Each state has their own requirements, however the basic remediation steps include: ventilation, indoor air quality, plumbing, chemical spills, porous items/materials, porous materials, disposal, structural cleaning, area segregation, HVAC cleaning, encapsulation, septic, outdoors, and final ventilation. Here is a quick synopsis on some of the steps.

Ventilate structure before, during and after the remediation process.

Monitor Indoor Air Quality before and after the process utilizing Photo Ionization Detector (PID).

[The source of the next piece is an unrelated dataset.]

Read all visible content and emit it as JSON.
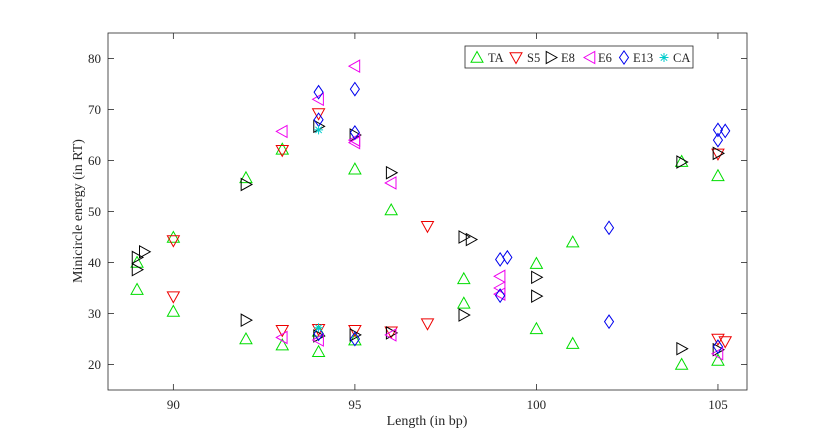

  1. Access the HVAC system early in remediation process.
  2. Neutralize area where there is suspicion of chemical spills.
  3. Remove items within the contaminated area because these contents are contaminated. Depending on the items deems what the outcome should be.
  4. All structural areas must be cleaned. Typically completing a double wash with hot water and detergent should be sufficient.
  5. Keeping in mind other contaminants may be involved, such as asbestos and referring to state guidelines is always suggested.
  6. Contaminated drywall must be removed.  This especially true of drywall in basement where meth was processed.
  7. Ceilings, walls, floors, and woodwork must be encapsulated with polyurethane or paint to isolate any remaining contaminants.
  8. Septic areas must be checked with a PID. Insure that Personal Protective Equipment is worn at this time.
  9. Known contaminated sinks, bathtubs and toilets must be removed.

When the Mitigation is complete, Clearance testing process should be performed.